At the same time, they’re mindful of not hijacking their actors’ time so much that they make a Friends-like pact and revolt. But if it happens, that’s cool, too, Murphy says. “I expect and encourage it. I think everybody should do whatever they can so they feel happy and taken care of. I don’t want anybody to come to work feeling like: ‘F--- you. You don’t care about me.’ For the first 13 episodes, all of us were like, ‘whatever it takes,’ including those kids. Then we got successful, and they were like, ‘OK, a little less what it takes, a little more, ‘We wanna go home and have a life.’ A lot of companies might be like: ‘Go screw yourself.’ We realize that it’s a little different now, and we’re starting to reach out to different actors and representatives and come up with pay raises and movie outs.”

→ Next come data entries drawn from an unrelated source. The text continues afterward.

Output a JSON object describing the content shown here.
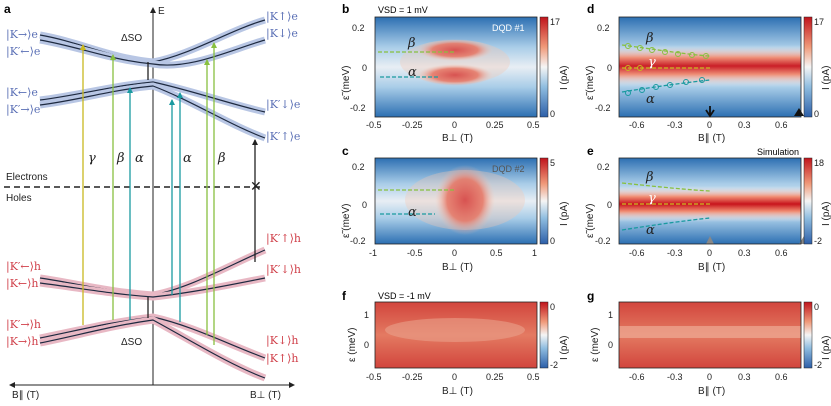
{
  "panel_labels": {
    "a": "a",
    "b": "b",
    "c": "c",
    "d": "d",
    "e": "e",
    "f": "f",
    "g": "g"
  },
  "panel_a": {
    "axis_E": "E",
    "axis_left": "B∥ (T)",
    "axis_right": "B⊥ (T)",
    "electrons": "Electrons",
    "holes": "Holes",
    "delta_so_top": "ΔSO",
    "delta_so_bottom": "ΔSO",
    "greek": {
      "gamma": "γ",
      "beta": "β",
      "alpha": "α"
    },
    "kets_left_e": [
      "|K→⟩e",
      "|K′←⟩e",
      "|K←⟩e",
      "|K′→⟩e"
    ],
    "kets_right_e": [
      "|K↑⟩e",
      "|K↓⟩e",
      "|K′↓⟩e",
      "|K′↑⟩e"
    ],
    "kets_left_h": [
      "|K′←⟩h",
      "|K←⟩h",
      "|K′→⟩h",
      "|K→⟩h"
    ],
    "kets_right_h": [
      "|K′↑⟩h",
      "|K′↓⟩h",
      "|K↓⟩h",
      "|K↑⟩h"
    ],
    "colors": {
      "electron": "#5a6fb5",
      "hole": "#d0404a",
      "gamma": "#c8b820",
      "beta": "#88c040",
      "alpha": "#1a9aa0"
    }
  },
  "panel_b": {
    "label": "VSD = 1 mV",
    "tag": "DQD #1",
    "ylabel": "ε̃ (meV)",
    "xlabel": "B⊥ (T)",
    "cbar_label": "I (pA)",
    "cbar_max": "17",
    "cbar_min": "0",
    "xticks": [
      "-0.5",
      "-0.25",
      "0",
      "0.25",
      "0.5"
    ],
    "yticks": [
      "0.2",
      "0",
      "-0.2"
    ]
  },
  "panel_c": {
    "tag": "DQD #2",
    "ylabel": "ε̃ (meV)",
    "xlabel": "B⊥ (T)",
    "cbar_label": "I (pA)",
    "cbar_max": "5",
    "cbar_min": "0",
    "xticks": [
      "-1",
      "-0.5",
      "0",
      "0.5",
      "1"
    ],
    "yticks": [
      "0.2",
      "0",
      "-0.2"
    ]
  },
  "panel_d": {
    "ylabel": "ε̃ (meV)",
    "xlabel": "B∥ (T)",
    "cbar_label": "I (pA)",
    "cbar_max": "17",
    "cbar_min": "0",
    "xticks": [
      "-0.6",
      "-0.3",
      "0",
      "0.3",
      "0.6"
    ],
    "yticks": [
      "0.2",
      "0",
      "-0.2"
    ]
  },
  "panel_e": {
    "tag": "Simulation",
    "ylabel": "ε̃ (meV)",
    "xlabel": "B∥ (T)",
    "cbar_label": "I (pA)",
    "cbar_max": "18",
    "cbar_min": "-2",
    "xticks": [
      "-0.6",
      "-0.3",
      "0",
      "0.3",
      "0.6"
    ],
    "yticks": [
      "0.2",
      "0",
      "-0.2"
    ]
  },
  "panel_f": {
    "label": "VSD = -1 mV",
    "ylabel": "ε (meV)",
    "xlabel": "B⊥ (T)",
    "cbar_label": "I (pA)",
    "cbar_max": "0",
    "cbar_min": "-2",
    "xticks": [
      "-0.5",
      "-0.25",
      "0",
      "0.25",
      "0.5"
    ],
    "yticks": [
      "1",
      "0"
    ]
  },
  "panel_g": {
    "ylabel": "ε (meV)",
    "xlabel": "B∥ (T)",
    "cbar_label": "I (pA)",
    "cbar_max": "0",
    "cbar_min": "-2",
    "xticks": [
      "-0.6",
      "-0.3",
      "0",
      "0.3",
      "0.6"
    ],
    "yticks": [
      "1",
      "0"
    ]
  }
}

Whether those pay bumps end up on the level of The Big Bang Theory will depend largely on Season 2’s numbers, which should get a substantial Super Bowl spike, but one thing’s for sure: It will be an awfully long way to come in a short amount of time for such Broadway stars as Morrison and Michele, who both earned union pay of $1,800 a week, by Billig’s estimation, while they starred in Tony-nominated shows. “The jump from stage to TV is astronomical,” she says.

Glee has yet to hit its peak, and the frenzy will only intensify during the coming months.
“I think these kids have handled fame very, very well, but it’s hard for a lot of them,” Murphy says. “Like Chris Colfer. I’ve seen it where he’s at a party and every gay person within a three-mile radius is suddenly up in his face. … At the same time, I tell them: ‘This will not last forever. You will not be on TV forever. You will not have the opportunity to perform in the 02 Arena forever. You will not be going to the Golden Globes forever. Try to enjoy it.’”

It’s advice the poker-faced Murphy might want to take himself and smile every so often. He’s earned it.